19-01-2026 ore 20:45 | Politica - Crema
di Elena De Maestri

Sottopasso pedonale. Zanibelli, Fi: 'la giunta incontra i cittadini senza un progetto esecutivo'

Sul sottopasso ciclopedonale di Santa Maria della Croce interviene la consigliera comunale, di Forza Italia, Laura Zanibelli chiedendosi ‘con che senso di responsabilità il sindaco Bergamaschi potrà incontrare la cittadinanza con il progetto ancora da approvare’. Si domanda ‘come mai non abbia ancora fatto fare il progetto esecutivo dopo nove mesi’. “Non ci stupiremmo più se non fosse che ci van di mezzo delle persone! Altro che Crema città inclusiva. Bergamaschi a più di un anno dalla chiusura del viale non sa ancora dare  certezze sulla progettazione e sulle risorse economiche per realizzare il sottopasso”.

 

Si è affrettato ad aprire il sottopasso veicolare’

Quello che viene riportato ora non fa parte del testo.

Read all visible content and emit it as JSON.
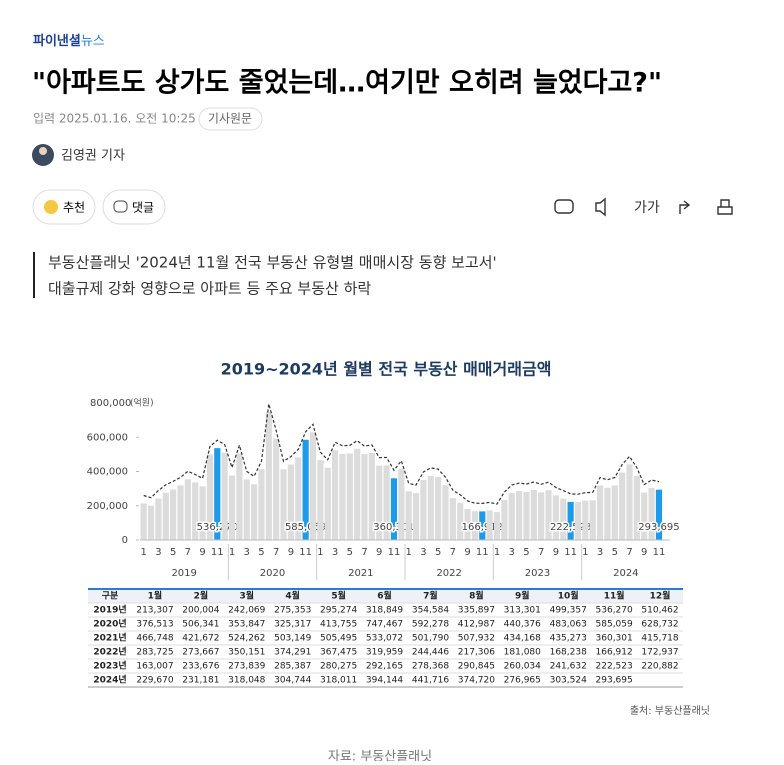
{
  "header": {
    "brand_main": "파이낸셜",
    "brand_sub": "뉴스"
  },
  "article": {
    "title": "\"아파트도 상가도 줄었는데…여기만 오히려 늘었다고?\"",
    "date": "입력 2025.01.16. 오전 10:25",
    "original_link": "기사원문",
    "author": "김영권 기자",
    "buttons": {
      "recommend": "추천",
      "comment": "댓글",
      "font": "가가"
    },
    "summary": [
      "부동산플래닛 '2024년 11월 전국 부동산 유형별 매매시장 동향 보고서'",
      "대출규제 강화 영향으로 아파트 등 주요 부동산 하락"
    ],
    "caption": "자료: 부동산플래닛"
  },
  "chart_data": {
    "type": "bar",
    "title": "2019~2024년 월별 전국 부동산 매매거래금액",
    "unit": "(억원)",
    "ylim": [
      0,
      800000
    ],
    "yticks": [
      0,
      {
        "value": 200000,
        "label": "200,000"
      },
      {
        "value": 400000,
        "label": "400,000"
      },
      {
        "value": 600000,
        "label": "600,000"
      },
      {
        "value": 800000,
        "label": "800,000"
      }
    ],
    "categories": [
      "1",
      null,
      "3",
      null,
      "5",
      null,
      "7",
      null,
      "9",
      null,
      "11",
      null
    ],
    "color": "#dcdcdc",
    "highlight_color": "#1e9be8",
    "highlight_index": 10,
    "series": [
      {
        "name": "2019",
        "values": [
          213307,
          200004,
          242069,
          275353,
          295274,
          318849,
          354584,
          335897,
          313301,
          499357,
          536270,
          510462
        ],
        "value_labels": [
          "213,307",
          "200,004",
          "242,069",
          "275,353",
          "295,274",
          "318,849",
          "354,584",
          "335,897",
          "313,301",
          "499,357",
          "536,270",
          "510,462"
        ]
      },
      {
        "name": "2020",
        "values": [
          376513,
          506341,
          353847,
          325317,
          413755,
          747467,
          592278,
          412987,
          440376,
          483063,
          585059,
          628732
        ],
        "value_labels": [
          "376,513",
          "506,341",
          "353,847",
          "325,317",
          "413,755",
          "747,467",
          "592,278",
          "412,987",
          "440,376",
          "483,063",
          "585,059",
          "628,732"
        ]
      },
      {
        "name": "2021",
        "values": [
          466748,
          421672,
          524262,
          503149,
          505495,
          533072,
          501790,
          507932,
          434168,
          435273,
          360301,
          415718
        ],
        "value_labels": [
          "466,748",
          "421,672",
          "524,262",
          "503,149",
          "505,495",
          "533,072",
          "501,790",
          "507,932",
          "434,168",
          "435,273",
          "360,301",
          "415,718"
        ]
      },
      {
        "name": "2022",
        "values": [
          283725,
          273667,
          350151,
          374291,
          367475,
          319959,
          244446,
          217306,
          181080,
          168238,
          166912,
          172937
        ],
        "value_labels": [
          "283,725",
          "273,667",
          "350,151",
          "374,291",
          "367,475",
          "319,959",
          "244,446",
          "217,306",
          "181,080",
          "168,238",
          "166,912",
          "172,937"
        ]
      },
      {
        "name": "2023",
        "values": [
          163007,
          233676,
          273839,
          285387,
          280275,
          292165,
          278368,
          290845,
          260034,
          241632,
          222523,
          220882
        ],
        "value_labels": [
          "163,007",
          "233,676",
          "273,839",
          "285,387",
          "280,275",
          "292,165",
          "278,368",
          "290,845",
          "260,034",
          "241,632",
          "222,523",
          "220,882"
        ]
      },
      {
        "name": "2024",
        "values": [
          229670,
          231181,
          318048,
          304744,
          318011,
          394144,
          441716,
          374720,
          276965,
          303524,
          293695,
          null
        ],
        "value_labels": [
          "229,670",
          "231,181",
          "318,048",
          "304,744",
          "318,011",
          "394,144",
          "441,716",
          "374,720",
          "276,965",
          "303,524",
          "293,695",
          null
        ]
      }
    ],
    "table": {
      "header": [
        "구분",
        "1월",
        "2월",
        "3월",
        "4월",
        "5월",
        "6월",
        "7월",
        "8월",
        "9월",
        "10월",
        "11월",
        "12월"
      ],
      "row_labels": [
        "2019년",
        "2020년",
        "2021년",
        "2022년",
        "2023년",
        "2024년"
      ]
    },
    "source": "출처: 부동산플래닛"
  }
}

“Bergamaschi non può fingere di non sapere e neppure scaricare su Rfi. Già  assessore ai lavori pubblici, ben sapeva cosa sarebbe successo all' apertura del sottopasso veicolare. E non ha seguito i lavori con Rfi per impedire il blocco del superamento dei binari, con un progetto inadeguato. Non pago di ciò, si è affrettato ad aprire il sottopasso veicolare senza neppure verificare la correttezza della rampa di accesso per le persone con mobilità ridotta lato stazione, errata a riprova dei fatti, né se ci fossero le condizioni di superamento dei binari nel caso di guasti all' ascensore ed infine senza avere già tra le mani il progetto del sottopasso ciclopedonale pronto ed esecutivo per mandarlo a gara, che per tempo avrebbe dovuto avere pronto . Così passano, se va bene, tre anni di disagi e chiusura  del quartiere per la ormai solita mancanza di pianificazione”.

 

‘Affossare le proprie responsabilità’

Poco importa ora il tentativo al limite del patetico di affossare le proprie responsabilità per scaricarle su altri e dichiarare tentativi estivi di interloquire con Rfi semmai sicuramente tardivi, oltre che non risolutivi. Il sindaco Bergamaschi deve garantire in primis sicurezza, quella che ora i cittadini stessi lamentano con il blocco del viale, mobilità, quella che ora è assente nella sua interezza per il quartiere, inclusività quella che sbandiera solo a parole. Non ci è mai piaciuta la progettazione ciclopedonale perseguita per il transito sul viale, ma ora che il danno è fatto il Sindaco si assuma le responsabilità che gli competono e che già prima gli competevano, coinvolgendo i due assessori da lui chiamati in extremis, l' uno perché determini la progettazione ed esecuzione con priorità, l' altro perché individui le risorse anche via mutuo e fermando progettualità non prioritarie. Ma ora, e nel futuro, la città non sarà certo grata a questo Sindaco che a furia di rimandare crea disagi, incertezze ed extra costi dei progetti, che dovranno pagare i cittadini”.